Davidoff RA, Dalessio DJ. Activity-related headache. In: Gilman S, Goldstein GW, Waxman SG, eds. Neurobase. 1st ed. San Diego, Ca: Arbor Publishing; 1999.
Evans RW. Other secondary headaches and associated disorders. In: Evans RW, Mathew NT. Handbook of Headache. Philadelphia, Pa: Lippincott-Williams&Wilkins; 2000:236-257.
Rasmussen BK, Olesen J. Symptomatic and nonsymptomatic headaches in a general population. Neurology. 1992;42:1225-1231.
Davidoff RA. Headache associated with sexual activity. In: Gilman S, ed. Neurobase. 1st ed. San Diego, Ca: Arbor Publishing; 1999.
Lance JW. Headaches related to sexual activity. J Neurol Neurosurg Psychiatry. 1976;39:1226-1230.
Silbert PL, Edis RH, Stewart-Wynne EG, Gubbay SS. Benign vascular sexual headache and exertional headache: interrelationships and long term prognosis. J Neurol Neurosurg Psychiatry. 1991;54:417-421.
Morales A, Gingell C, Collins M, et al. Clinical safety of oral sildenafil citrate (VIAGRA) in the treatment of erectile dysfunction. Int J Impotence Res. 1998;10:69-74.

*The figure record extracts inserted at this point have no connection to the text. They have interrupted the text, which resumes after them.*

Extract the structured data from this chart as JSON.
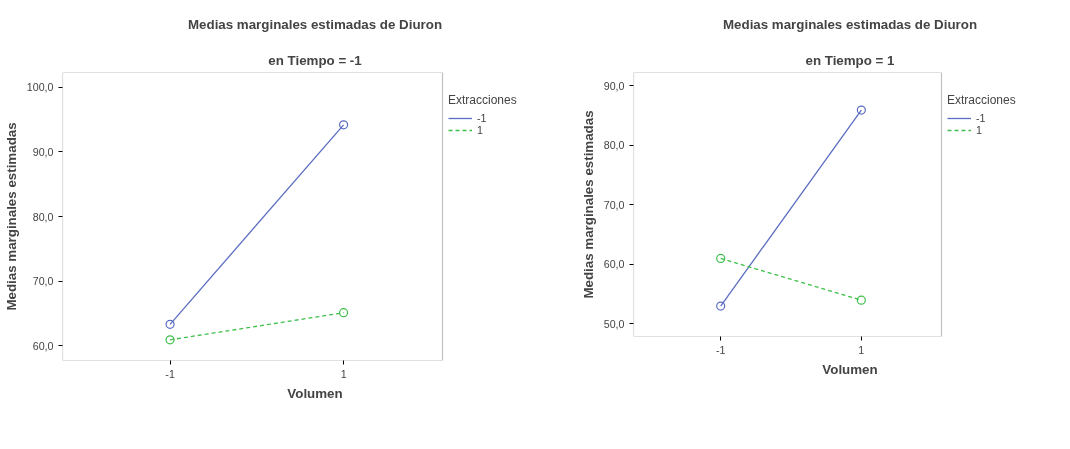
{
  "chart_data": [
    {
      "type": "line",
      "title": "Medias marginales estimadas de Diuron",
      "subtitle": "en Tiempo = -1",
      "xlabel": "Volumen",
      "ylabel": "Medias marginales estimadas",
      "legend_title": "Extracciones",
      "legend": "right",
      "grid": false,
      "marker": "circle",
      "categories": [
        "-1",
        "1"
      ],
      "ylim": [
        57.7,
        102.3
      ],
      "yticks": [
        {
          "value": 60,
          "label": "60,0"
        },
        {
          "value": 70,
          "label": "70,0"
        },
        {
          "value": 80,
          "label": "80,0"
        },
        {
          "value": 90,
          "label": "90,0"
        },
        {
          "value": 100,
          "label": "100,0"
        }
      ],
      "series": [
        {
          "name": "-1",
          "color": "#5b6dc2",
          "line_style": "solid",
          "values": [
            63.3,
            94.2
          ]
        },
        {
          "name": "1",
          "color": "#3dbf4a",
          "line_style": "dashed",
          "values": [
            60.9,
            65.1
          ]
        }
      ]
    },
    {
      "type": "line",
      "title": "Medias marginales estimadas de Diuron",
      "subtitle": "en Tiempo = 1",
      "xlabel": "Volumen",
      "ylabel": "Medias marginales estimadas",
      "legend_title": "Extracciones",
      "legend": "right",
      "grid": false,
      "marker": "circle",
      "categories": [
        "-1",
        "1"
      ],
      "ylim": [
        47.9,
        92.2
      ],
      "yticks": [
        {
          "value": 50,
          "label": "50,0"
        },
        {
          "value": 60,
          "label": "60,0"
        },
        {
          "value": 70,
          "label": "70,0"
        },
        {
          "value": 80,
          "label": "80,0"
        },
        {
          "value": 90,
          "label": "90,0"
        }
      ],
      "series": [
        {
          "name": "-1",
          "color": "#5b6dc2",
          "line_style": "solid",
          "values": [
            53.0,
            85.9
          ]
        },
        {
          "name": "1",
          "color": "#3dbf4a",
          "line_style": "dashed",
          "values": [
            61.0,
            54.0
          ]
        }
      ]
    }
  ]
}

Jacome DE. Masturbatory-orgasmic extracephalic pain. Headache. 1998;38:138-141.
Ostergaard JR, Kraft M. Natural history of benign coital headache. BMJ. 1992;305:1129.
Evans RW, Pascual J. Orgasmic headaches: clinical features, diagnosis, and management. Headache. 2000;40:491-494.
Akpunona SE, Ahrens J. Sexual headaches: case report, review, and treatment with calcium blocker. Headache. 1991;31:141-145.